Question

A box has 5 beads of the same size, but all are different colors. Tina draws a bead randomly from the box, notes its color, and then puts the bead back in the box. She repeats this 3 times. What is the probability that Tina would pick a red bead on the first draw, then a green bead, and finally a red bead again?

1 over 625
1 over 180
1 over 150
1 over 125

Answer 1

Required Probability = 1 over 125 (1/125)

Step-by-step explanation:

We are given that a box has 5 beads of the same size, but all are different colors. Tina draws a bead randomly from the box, notes its color, and then puts the bead back in the box. She repeats this 3 times.
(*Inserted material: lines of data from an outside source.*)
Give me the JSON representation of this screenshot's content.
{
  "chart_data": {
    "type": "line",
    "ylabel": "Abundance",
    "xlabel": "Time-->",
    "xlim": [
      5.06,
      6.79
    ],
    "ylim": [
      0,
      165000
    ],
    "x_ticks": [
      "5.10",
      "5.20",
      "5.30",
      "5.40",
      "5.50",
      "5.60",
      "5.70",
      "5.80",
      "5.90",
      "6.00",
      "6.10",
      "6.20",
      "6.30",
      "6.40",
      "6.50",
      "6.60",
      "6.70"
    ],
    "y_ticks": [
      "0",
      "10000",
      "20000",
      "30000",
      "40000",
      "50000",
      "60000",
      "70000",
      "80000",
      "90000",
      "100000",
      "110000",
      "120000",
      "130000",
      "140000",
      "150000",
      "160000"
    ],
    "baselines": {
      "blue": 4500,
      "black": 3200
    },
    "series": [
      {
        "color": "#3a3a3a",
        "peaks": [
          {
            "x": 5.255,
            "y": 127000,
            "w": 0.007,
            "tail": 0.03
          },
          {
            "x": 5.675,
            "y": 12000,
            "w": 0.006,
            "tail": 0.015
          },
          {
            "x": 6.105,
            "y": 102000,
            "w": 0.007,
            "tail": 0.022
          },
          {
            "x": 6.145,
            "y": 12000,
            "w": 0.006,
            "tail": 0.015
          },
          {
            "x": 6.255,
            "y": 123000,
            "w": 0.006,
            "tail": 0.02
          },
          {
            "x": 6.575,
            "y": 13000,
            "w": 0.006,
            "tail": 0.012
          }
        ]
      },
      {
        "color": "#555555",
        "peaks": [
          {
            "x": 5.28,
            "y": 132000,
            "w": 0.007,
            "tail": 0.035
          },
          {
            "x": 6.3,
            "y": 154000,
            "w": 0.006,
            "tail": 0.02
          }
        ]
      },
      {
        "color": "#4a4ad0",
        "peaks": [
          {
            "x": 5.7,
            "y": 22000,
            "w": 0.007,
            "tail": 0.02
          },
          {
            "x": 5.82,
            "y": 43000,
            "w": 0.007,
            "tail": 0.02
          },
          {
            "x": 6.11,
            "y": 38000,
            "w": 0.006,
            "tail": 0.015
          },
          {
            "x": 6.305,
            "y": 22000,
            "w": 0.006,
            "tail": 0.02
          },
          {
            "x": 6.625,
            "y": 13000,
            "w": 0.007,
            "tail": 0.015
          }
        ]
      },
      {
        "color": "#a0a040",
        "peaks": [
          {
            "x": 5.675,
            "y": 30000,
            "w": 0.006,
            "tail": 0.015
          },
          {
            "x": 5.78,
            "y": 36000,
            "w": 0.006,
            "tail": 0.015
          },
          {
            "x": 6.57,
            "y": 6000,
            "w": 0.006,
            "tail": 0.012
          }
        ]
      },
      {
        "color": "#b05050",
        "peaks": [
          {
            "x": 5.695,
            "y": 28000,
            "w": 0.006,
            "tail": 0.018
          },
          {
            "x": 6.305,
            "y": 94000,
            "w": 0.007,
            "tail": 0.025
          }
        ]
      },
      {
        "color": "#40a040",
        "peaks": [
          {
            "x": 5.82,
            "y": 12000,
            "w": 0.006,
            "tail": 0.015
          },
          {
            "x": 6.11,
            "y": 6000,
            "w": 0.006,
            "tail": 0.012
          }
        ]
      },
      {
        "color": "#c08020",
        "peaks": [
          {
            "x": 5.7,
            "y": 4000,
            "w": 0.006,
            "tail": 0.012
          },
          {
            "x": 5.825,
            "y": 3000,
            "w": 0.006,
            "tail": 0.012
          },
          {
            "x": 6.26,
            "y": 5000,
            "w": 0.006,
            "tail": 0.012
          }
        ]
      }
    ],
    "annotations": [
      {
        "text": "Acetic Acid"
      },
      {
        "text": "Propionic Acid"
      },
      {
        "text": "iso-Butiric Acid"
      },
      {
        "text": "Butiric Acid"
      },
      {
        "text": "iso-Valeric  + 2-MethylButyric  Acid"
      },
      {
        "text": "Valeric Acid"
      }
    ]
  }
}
We have to find the probability for the case when Tina pick a red bead on the first draw, then a green bead and finally a red bead again.

We have to first note here is that this a case of with replacement situation.

Probability formula is given by = $\frac{\text{Favorable number of outcomes}}{\text{Total number of outcomes}}$

Now, Probability of picking a red bead on first draw

                           = $\frac{\text{Number of red beads in a box}}{\text{Total number of beads in box}}$ = $\frac{1}{5}$

Similarly, Probability of picking a green bead on second draw

                           = $\frac{\text{Number of green beads in a box}}{\text{Total number of beads in box}}$ = $\frac{1}{5}$

Probability of picking a red bead on again on third draw

                           = $\frac{\text{Number of red beads in a box}}{\text{Total number of beads in box}}$ = $\frac{1}{5}$

Here, after picking each bead the number of beads available for another draw will be 5 only because Tina draws a bead randomly from the box, notes its color, and then puts the bead back in the box. So, number of total beads remained 5 only.

Hence, required probability = $\frac{1}{5} \times \frac{1}{5} \times \frac{1}{5}$

                                              = $\frac{1}{125}$

Answer 2

Answer:

answer= d

1/125

Step-by-step explanation:

i got it right o the test :)